E come i ricordi, le lacrime traboccarono portandosi
via
quelle sensazioni e sostituendole con nuove ma uguali allo stesso tempo.
Allora cominciai a correre, la maschera in mano, gli
spiriti ai lati che mi guardavano con tristezza. Corsi più forte che
potei, fio
al centro dello spazio sgombro da alberi, fino ad altri ricordi.
«Per favore!» ridai disperata.
«Gin!Ti prego torna da me! Ti prego, ti prego!»
continuavo a gridare e le mie lacrime continuavano a traboccare e cadere
sul
prato.
«Per favore Dio della Montagna! Per favore!
Restituiscimi
il mio Gin! Farò qualunque cosa! Te ne prego!» dissi «C’è stato un motivo
del
nostro incontro, e se sei stato tu a farci incontrare, te ne prego,
ridonami la
felicità!» dissi tra i singhiozzi e cadendo a terra.

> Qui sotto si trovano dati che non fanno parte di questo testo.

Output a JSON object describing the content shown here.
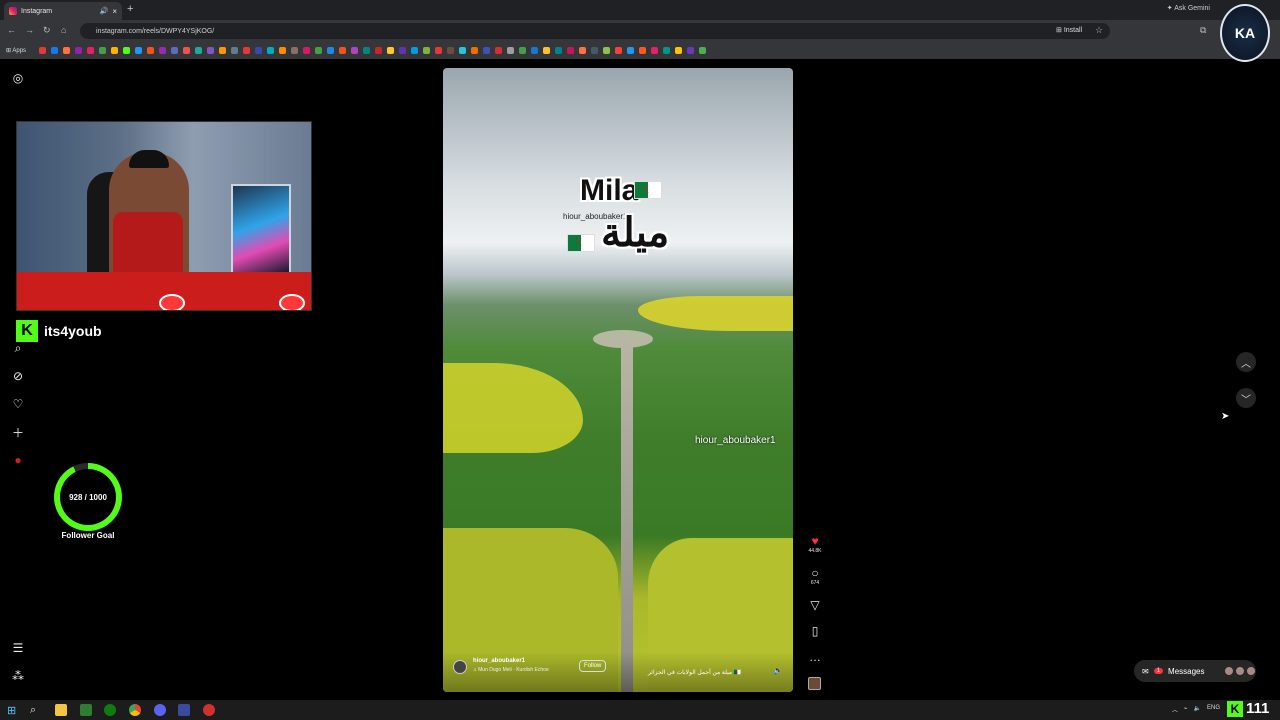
{
  "browser": {
    "tab_title": "Instagram",
    "tab_close": "×",
    "new_tab": "+",
    "url": "instagram.com/reels/DWPY4YSjKOG/",
    "install_label": "Install",
    "ask_gemini_label": "Ask Gemini",
    "apps_label": "Apps",
    "bookmark_colors": [
      "#e53935",
      "#1877f2",
      "#ff7043",
      "#8e24aa",
      "#e91e63",
      "#43a047",
      "#ffb300",
      "#53fc18",
      "#2196f3",
      "#f4511e",
      "#9c27b0",
      "#5c6bc0",
      "#ef5350",
      "#26a69a",
      "#7e57c2",
      "#ff9800",
      "#607d8b",
      "#e53935",
      "#3949ab",
      "#00acc1",
      "#fb8c00",
      "#8d6e63",
      "#d81b60",
      "#43a047",
      "#1e88e5",
      "#f4511e",
      "#ab47bc",
      "#00897b",
      "#c62828",
      "#ffca28",
      "#5e35b1",
      "#039be5",
      "#7cb342",
      "#e53935",
      "#6d4c41",
      "#26c6da",
      "#ef6c00",
      "#3f51b5",
      "#d32f2f",
      "#9e9e9e",
      "#43a047",
      "#1976d2",
      "#fbc02d",
      "#00838f",
      "#c2185b",
      "#ff7043",
      "#455a64",
      "#8bc34a",
      "#f44336",
      "#2196f3",
      "#ff5722",
      "#e91e63",
      "#009688",
      "#ffc107",
      "#673ab7",
      "#4caf50"
    ],
    "emblem_text": "KA"
  },
  "overlay": {
    "streamer_name": "its4youb",
    "goal_text": "928 / 1000",
    "goal_label": "Follower Goal",
    "goal_progress": 0.928
  },
  "reel": {
    "title_en": "Mila",
    "title_ar": "ميلة",
    "watermark_top": "hiour_aboubaker1",
    "watermark_mid": "hiour_aboubaker1",
    "author": "hiour_aboubaker1",
    "audio_line": "♫ Mun Dugo Meli · Kurdish Echoe",
    "follow_label": "Follow",
    "caption": "ميلة من أجمل الولايات في الجزائر 🇩🇿",
    "likes": "44.8K",
    "comments": "674"
  },
  "nav": {
    "messages_label": "Messages",
    "messages_badge": "1"
  },
  "taskbar": {
    "tray_lang": "ENG",
    "kick_count": "111"
  }
}
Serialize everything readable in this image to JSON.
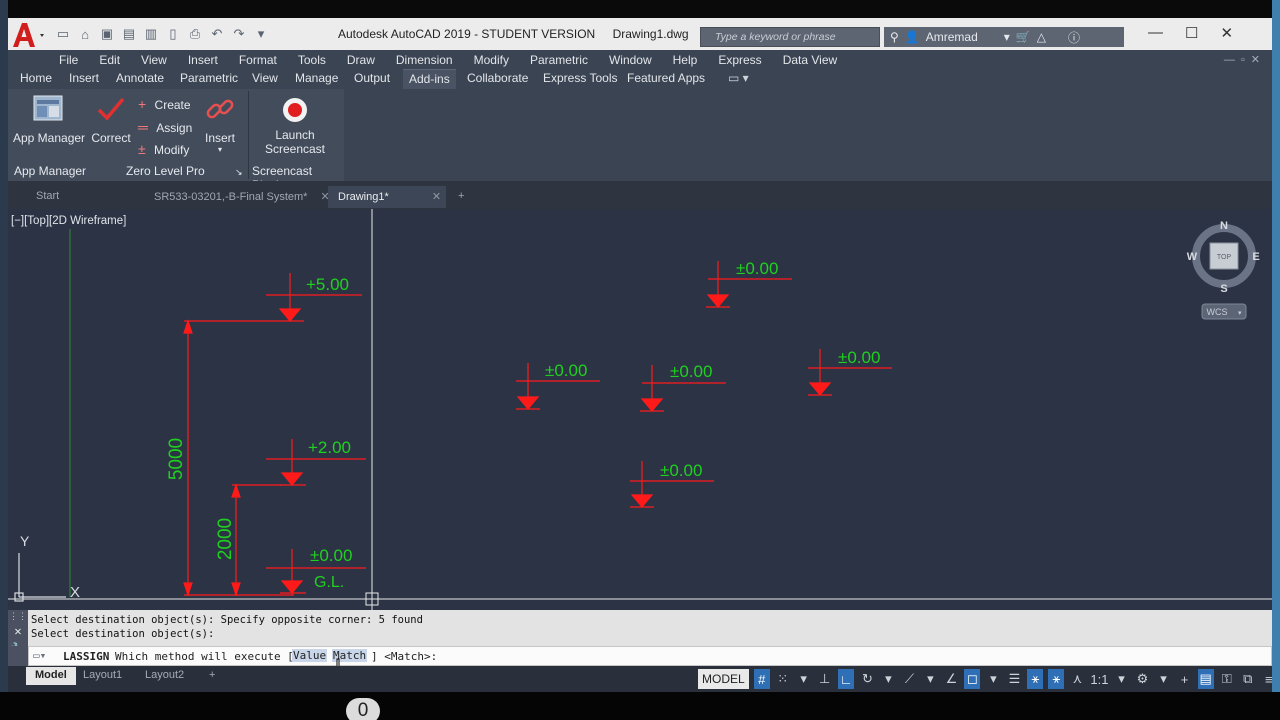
{
  "window": {
    "title": "Autodesk AutoCAD 2019 - STUDENT VERSION",
    "file": "Drawing1.dwg",
    "search_placeholder": "Type a keyword or phrase",
    "user": "Amremad"
  },
  "menu": [
    "File",
    "Edit",
    "View",
    "Insert",
    "Format",
    "Tools",
    "Draw",
    "Dimension",
    "Modify",
    "Parametric",
    "Window",
    "Help",
    "Express",
    "Data View"
  ],
  "ribbon_tabs": [
    "Home",
    "Insert",
    "Annotate",
    "Parametric",
    "View",
    "Manage",
    "Output",
    "Add-ins",
    "Collaborate",
    "Express Tools",
    "Featured Apps"
  ],
  "active_ribbon_tab": "Add-ins",
  "ribbon": {
    "app_manager_button": "App Manager",
    "correct_button": "Correct",
    "create_button": "Create",
    "assign_button": "Assign",
    "modify_button": "Modify",
    "insert_button": "Insert",
    "launch_line1": "Launch",
    "launch_line2": "Screencast",
    "panels": [
      "App Manager",
      "Zero Level Pro",
      "Screencast Plugin"
    ]
  },
  "file_tabs": [
    {
      "label": "Start"
    },
    {
      "label": "SR533-03201,-B-Final System*"
    },
    {
      "label": "Drawing1*"
    }
  ],
  "viewport_label": "[−][Top][2D Wireframe]",
  "viewcube": {
    "n": "N",
    "s": "S",
    "e": "E",
    "w": "W",
    "top": "TOP",
    "wcs": "WCS"
  },
  "drawing": {
    "levels": [
      "+5.00",
      "+2.00",
      "±0.00",
      "G.L.",
      "±0.00",
      "±0.00",
      "±0.00",
      "±0.00",
      "±0.00"
    ],
    "dimensions": [
      "5000",
      "2000"
    ],
    "ucs_x": "X",
    "ucs_y": "Y"
  },
  "command": {
    "history": [
      "Select destination object(s): Specify opposite corner: 5 found",
      "Select destination object(s):"
    ],
    "input_name": "LASSIGN",
    "input_prompt": "Which method will execute [",
    "option_value": "Value",
    "option_match": "Match",
    "input_tail": "] <Match>:"
  },
  "layout_tabs": [
    "Model",
    "Layout1",
    "Layout2"
  ],
  "status": {
    "model": "MODEL",
    "scale": "1:1"
  },
  "key_counter": "0",
  "colors": {
    "canvas": "#2c3344",
    "level_red": "#ff1a1a",
    "level_text": "#1fd11f",
    "accent": "#2f6fb5"
  }
}
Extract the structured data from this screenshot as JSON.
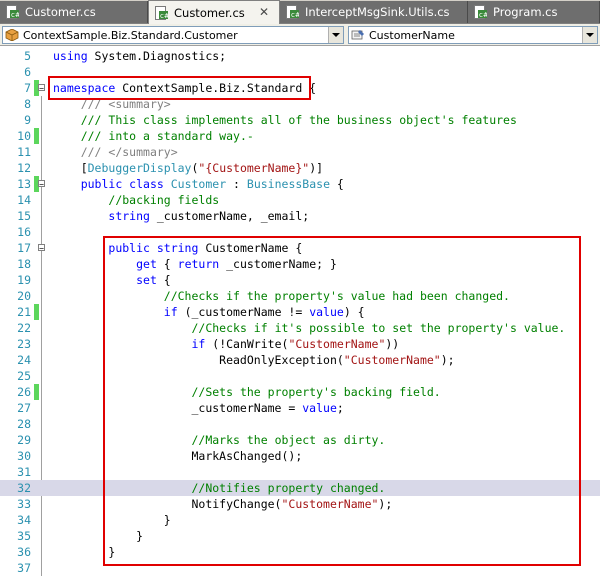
{
  "tabs": [
    {
      "label": "Customer.cs",
      "active": false
    },
    {
      "label": "Customer.cs",
      "active": true
    },
    {
      "label": "InterceptMsgSink.Utils.cs",
      "active": false
    },
    {
      "label": "Program.cs",
      "active": false
    }
  ],
  "nav": {
    "type_selector": "ContextSample.Biz.Standard.Customer",
    "member_selector": "CustomerName"
  },
  "colors": {
    "keyword": "#0000ff",
    "type": "#2b91af",
    "comment": "#008000",
    "string": "#a31515",
    "highlight_box": "#e00000",
    "changed_marker": "#5cd65c"
  },
  "code": [
    {
      "n": "5",
      "tokens": [
        {
          "c": "kw",
          "t": "using"
        },
        {
          "t": " System.Diagnostics;"
        }
      ]
    },
    {
      "n": "6",
      "tokens": []
    },
    {
      "n": "7",
      "tokens": [
        {
          "c": "kw",
          "t": "namespace"
        },
        {
          "t": " ContextSample.Biz.Standard {"
        }
      ]
    },
    {
      "n": "8",
      "tokens": [
        {
          "t": "    "
        },
        {
          "c": "xdoc",
          "t": "/// <summary>"
        }
      ]
    },
    {
      "n": "9",
      "tokens": [
        {
          "t": "    "
        },
        {
          "c": "cm",
          "t": "/// This class implements all of the business object's features"
        }
      ]
    },
    {
      "n": "10",
      "tokens": [
        {
          "t": "    "
        },
        {
          "c": "cm",
          "t": "/// into a standard way.-"
        }
      ]
    },
    {
      "n": "11",
      "tokens": [
        {
          "t": "    "
        },
        {
          "c": "xdoc",
          "t": "/// </summary>"
        }
      ]
    },
    {
      "n": "12",
      "tokens": [
        {
          "t": "    ["
        },
        {
          "c": "ty",
          "t": "DebuggerDisplay"
        },
        {
          "t": "("
        },
        {
          "c": "st",
          "t": "\"{CustomerName}\""
        },
        {
          "t": ")]"
        }
      ]
    },
    {
      "n": "13",
      "tokens": [
        {
          "t": "    "
        },
        {
          "c": "kw",
          "t": "public class"
        },
        {
          "t": " "
        },
        {
          "c": "ty",
          "t": "Customer"
        },
        {
          "t": " : "
        },
        {
          "c": "ty",
          "t": "BusinessBase"
        },
        {
          "t": " {"
        }
      ]
    },
    {
      "n": "14",
      "tokens": [
        {
          "t": "        "
        },
        {
          "c": "cm",
          "t": "//backing fields"
        }
      ]
    },
    {
      "n": "15",
      "tokens": [
        {
          "t": "        "
        },
        {
          "c": "kw",
          "t": "string"
        },
        {
          "t": " _customerName, _email;"
        }
      ]
    },
    {
      "n": "16",
      "tokens": []
    },
    {
      "n": "17",
      "tokens": [
        {
          "t": "        "
        },
        {
          "c": "kw",
          "t": "public string"
        },
        {
          "t": " CustomerName {"
        }
      ]
    },
    {
      "n": "18",
      "tokens": [
        {
          "t": "            "
        },
        {
          "c": "kw",
          "t": "get"
        },
        {
          "t": " { "
        },
        {
          "c": "kw",
          "t": "return"
        },
        {
          "t": " _customerName; }"
        }
      ]
    },
    {
      "n": "19",
      "tokens": [
        {
          "t": "            "
        },
        {
          "c": "kw",
          "t": "set"
        },
        {
          "t": " {"
        }
      ]
    },
    {
      "n": "20",
      "tokens": [
        {
          "t": "                "
        },
        {
          "c": "cm",
          "t": "//Checks if the property's value had been changed."
        }
      ]
    },
    {
      "n": "21",
      "tokens": [
        {
          "t": "                "
        },
        {
          "c": "kw",
          "t": "if"
        },
        {
          "t": " (_customerName != "
        },
        {
          "c": "kw",
          "t": "value"
        },
        {
          "t": ") {"
        }
      ]
    },
    {
      "n": "22",
      "tokens": [
        {
          "t": "                    "
        },
        {
          "c": "cm",
          "t": "//Checks if it's possible to set the property's value."
        }
      ]
    },
    {
      "n": "23",
      "tokens": [
        {
          "t": "                    "
        },
        {
          "c": "kw",
          "t": "if"
        },
        {
          "t": " (!CanWrite("
        },
        {
          "c": "st",
          "t": "\"CustomerName\""
        },
        {
          "t": "))"
        }
      ]
    },
    {
      "n": "24",
      "tokens": [
        {
          "t": "                        ReadOnlyException("
        },
        {
          "c": "st",
          "t": "\"CustomerName\""
        },
        {
          "t": ");"
        }
      ]
    },
    {
      "n": "25",
      "tokens": []
    },
    {
      "n": "26",
      "tokens": [
        {
          "t": "                    "
        },
        {
          "c": "cm",
          "t": "//Sets the property's backing field."
        }
      ]
    },
    {
      "n": "27",
      "tokens": [
        {
          "t": "                    _customerName = "
        },
        {
          "c": "kw",
          "t": "value"
        },
        {
          "t": ";"
        }
      ]
    },
    {
      "n": "28",
      "tokens": []
    },
    {
      "n": "29",
      "tokens": [
        {
          "t": "                    "
        },
        {
          "c": "cm",
          "t": "//Marks the object as dirty."
        }
      ]
    },
    {
      "n": "30",
      "tokens": [
        {
          "t": "                    MarkAsChanged();"
        }
      ]
    },
    {
      "n": "31",
      "tokens": []
    },
    {
      "n": "32",
      "tokens": [
        {
          "t": "                    "
        },
        {
          "c": "cm",
          "t": "//Notifies property changed."
        }
      ]
    },
    {
      "n": "33",
      "tokens": [
        {
          "t": "                    NotifyChange("
        },
        {
          "c": "st",
          "t": "\"CustomerName\""
        },
        {
          "t": ");"
        }
      ]
    },
    {
      "n": "34",
      "tokens": [
        {
          "t": "                }"
        }
      ]
    },
    {
      "n": "35",
      "tokens": [
        {
          "t": "            }"
        }
      ]
    },
    {
      "n": "36",
      "tokens": [
        {
          "t": "        }"
        }
      ]
    },
    {
      "n": "37",
      "tokens": []
    }
  ]
}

L’erba era umida e poco a poco mi addormentai trai
singhiozzi.
Quando mi risvegliai non vidi l’erba davanti
agli’occhi,
ma terra, ero al caldo e stavo bene, un odore familiare mi pervase le
narici e
allora mi girai di scatto.
Lui... lui era lì.
Mi guardava.
Il mio labbro inferiore iniziò a tremare, come
poteva essere
lì? Era un sogno?
«Sei... sei veramente tu?» chiesi muovendo un passo
in
avanti.
«Sì, Hotaru» rispose lui sorridendo.
«È tutto un sogno?» chiesi facendo un altro passo
verso
di lui.
«Dipende: per sogno cosa intendi?» chiese lui con il
suo
splendido sorrisetto.
Aveva il coraggio di prendermi in giro? Dopo tutto
quello
che.... «Non importa. Dimmi solo se ti posso toccare» lo pregai in
silenzio.
Lui per rispondere allargò le braccia come aveva
fatto
quella volta, e come quella volta io non esitai a fiondarmi fra le sue
braccia.
Mi strinsi forte a lui, e lui a me.
«Gin...» dissi, come se fosse una preghiera.
Alzai la mano e con cautela la misi sulla sua
guancia,
sentendone per la prima volta il calore e la morbidezza.
Lui avvicinò il suo volto al mio e fece scontrare le
nostre labbra.
Mi baciò.
Mi stava baciando.
Mi slanciai verso l’alto mettendo anche l’altra mano
sulla sua guancia e lo baciai in risposta. Gin era lì e mi stava baciando.
Eravamo fuoco, ci intrecciavamo e toccavamo sentendo l’uno il calore
dell’altro, il più grande desiderio di entrambi. Io non lo toccavo, lo
sentivo,
sentivo tutto attraverso la sua pelle, tutto, il calore, l’amore: il mio
amore
smisurato verso di lui.
«Hotaru... »
Il bacio continuò, non volevo staccarmi da lui, non
era
il momento di parlare, non in quel momento, ma il fiato cominciò a mancare
e
dovetti staccarmi da lui.
«Hotaru, io ti amo» disse lui quando aprii gli
occhi.
«Anch’io» risposi subito guardando i suoi occhi
cercando
di trasmettergli il mio amoro non solo con le parole.
«Come è possibile tutto questo?» chiesi
accarezzandogli
la guancia e sentendo una lacrima scendere sulla guancia.
«È grazie a te» rispose mettendo la sua mano sul mio
volto per asciugarmela «Qualcuno ti ha ascoltato.»